We have included oral cone and eye characters in the diagnosis of Echidnacaris despite the lack of data for them in Tamisiocaris and relatively poor preservation in Houcaris. The sessile eye of E. briggsi is unique for Radiodonta as a whole (Paterson et al., 2020), other taxa having stalked eyes, but new data from Tamisiocaris in particular might show that some of the apparent autapomorphies of the eyes of E. briggsi are shared by other tamisiocaridids.
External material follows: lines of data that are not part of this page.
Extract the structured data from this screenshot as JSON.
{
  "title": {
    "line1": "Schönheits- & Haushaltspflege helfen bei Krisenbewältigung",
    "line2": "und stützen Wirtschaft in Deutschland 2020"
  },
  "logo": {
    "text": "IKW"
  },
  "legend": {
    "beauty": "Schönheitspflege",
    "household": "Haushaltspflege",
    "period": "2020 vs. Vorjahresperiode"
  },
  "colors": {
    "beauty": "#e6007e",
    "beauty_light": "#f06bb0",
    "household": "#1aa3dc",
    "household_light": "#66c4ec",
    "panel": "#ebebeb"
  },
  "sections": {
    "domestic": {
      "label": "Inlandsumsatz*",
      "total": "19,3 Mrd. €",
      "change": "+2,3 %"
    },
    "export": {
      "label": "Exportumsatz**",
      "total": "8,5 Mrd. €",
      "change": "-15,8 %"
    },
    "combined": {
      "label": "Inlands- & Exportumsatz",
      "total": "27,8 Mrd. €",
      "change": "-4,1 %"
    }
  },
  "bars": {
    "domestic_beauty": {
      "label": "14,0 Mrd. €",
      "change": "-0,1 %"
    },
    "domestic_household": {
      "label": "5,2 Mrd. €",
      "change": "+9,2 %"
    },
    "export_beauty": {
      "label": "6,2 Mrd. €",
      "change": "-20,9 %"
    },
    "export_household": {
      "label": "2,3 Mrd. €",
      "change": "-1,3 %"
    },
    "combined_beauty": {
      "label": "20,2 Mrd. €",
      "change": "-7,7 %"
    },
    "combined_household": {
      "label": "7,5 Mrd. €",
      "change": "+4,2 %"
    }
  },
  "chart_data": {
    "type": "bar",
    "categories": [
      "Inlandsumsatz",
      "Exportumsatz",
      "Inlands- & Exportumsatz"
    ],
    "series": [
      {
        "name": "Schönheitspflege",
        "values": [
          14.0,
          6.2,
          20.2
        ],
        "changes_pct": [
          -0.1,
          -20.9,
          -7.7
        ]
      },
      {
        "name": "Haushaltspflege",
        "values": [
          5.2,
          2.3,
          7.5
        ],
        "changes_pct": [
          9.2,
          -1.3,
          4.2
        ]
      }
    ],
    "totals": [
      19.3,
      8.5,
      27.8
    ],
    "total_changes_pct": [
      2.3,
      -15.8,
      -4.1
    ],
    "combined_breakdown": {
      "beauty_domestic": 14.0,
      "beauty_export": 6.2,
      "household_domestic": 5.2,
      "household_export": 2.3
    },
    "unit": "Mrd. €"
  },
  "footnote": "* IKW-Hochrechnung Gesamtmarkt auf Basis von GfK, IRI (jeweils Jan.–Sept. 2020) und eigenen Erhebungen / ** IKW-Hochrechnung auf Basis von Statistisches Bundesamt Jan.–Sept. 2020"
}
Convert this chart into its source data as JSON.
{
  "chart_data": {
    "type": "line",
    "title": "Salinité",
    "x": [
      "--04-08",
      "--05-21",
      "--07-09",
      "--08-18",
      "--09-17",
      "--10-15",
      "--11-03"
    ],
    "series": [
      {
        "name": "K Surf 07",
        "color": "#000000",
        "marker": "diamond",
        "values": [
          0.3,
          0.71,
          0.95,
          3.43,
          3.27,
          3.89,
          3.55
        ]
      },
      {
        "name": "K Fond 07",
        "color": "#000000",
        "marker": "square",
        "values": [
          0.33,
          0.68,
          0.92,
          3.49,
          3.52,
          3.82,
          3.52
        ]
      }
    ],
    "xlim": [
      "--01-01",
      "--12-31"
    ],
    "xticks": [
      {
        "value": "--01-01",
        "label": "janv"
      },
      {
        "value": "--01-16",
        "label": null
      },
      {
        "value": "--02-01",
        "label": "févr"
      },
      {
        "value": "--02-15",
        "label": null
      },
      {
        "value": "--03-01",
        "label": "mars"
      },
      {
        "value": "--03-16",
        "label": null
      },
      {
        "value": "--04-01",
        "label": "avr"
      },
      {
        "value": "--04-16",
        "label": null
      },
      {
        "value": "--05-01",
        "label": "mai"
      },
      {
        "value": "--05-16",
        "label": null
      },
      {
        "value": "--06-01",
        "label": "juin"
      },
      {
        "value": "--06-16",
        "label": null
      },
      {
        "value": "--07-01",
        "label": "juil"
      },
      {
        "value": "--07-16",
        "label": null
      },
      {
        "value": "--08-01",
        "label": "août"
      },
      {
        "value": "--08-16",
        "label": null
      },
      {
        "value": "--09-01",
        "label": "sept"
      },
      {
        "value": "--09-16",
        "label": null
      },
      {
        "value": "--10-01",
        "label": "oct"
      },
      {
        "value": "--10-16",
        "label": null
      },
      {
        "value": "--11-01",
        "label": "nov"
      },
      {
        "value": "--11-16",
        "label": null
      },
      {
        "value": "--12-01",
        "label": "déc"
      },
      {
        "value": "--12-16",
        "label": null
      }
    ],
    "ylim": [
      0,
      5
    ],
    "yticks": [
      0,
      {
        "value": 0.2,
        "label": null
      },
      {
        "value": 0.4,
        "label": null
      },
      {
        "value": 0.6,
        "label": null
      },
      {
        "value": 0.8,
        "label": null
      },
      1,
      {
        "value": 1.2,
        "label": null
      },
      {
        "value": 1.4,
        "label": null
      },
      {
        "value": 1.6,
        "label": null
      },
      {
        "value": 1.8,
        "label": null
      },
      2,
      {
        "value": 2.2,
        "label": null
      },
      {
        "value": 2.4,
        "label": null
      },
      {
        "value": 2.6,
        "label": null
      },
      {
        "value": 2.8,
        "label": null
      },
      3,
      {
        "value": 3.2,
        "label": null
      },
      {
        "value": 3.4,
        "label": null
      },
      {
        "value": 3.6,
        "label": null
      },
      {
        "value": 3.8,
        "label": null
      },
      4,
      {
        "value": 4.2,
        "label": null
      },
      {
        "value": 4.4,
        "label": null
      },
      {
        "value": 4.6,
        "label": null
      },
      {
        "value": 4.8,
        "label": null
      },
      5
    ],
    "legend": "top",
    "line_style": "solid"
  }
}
Given that Tamisiocaris and Echidnacaris are both presently monotypic and their sister group relationship is strongly supported, the argument could be made that E. briggsi should be classified as a second species of Tamisiocaris. We chose to classify them separately at the generic level to reflect substantial differences in characters widely applied in generic diagnoses of radiodonts, such as numbers of claw podomeres (17 in Tamisiocaris vs 13 in Echidnacaris), together with lengths of claw endites and the number of auxiliary spines borne by them (both much greater in Tamisiocaris).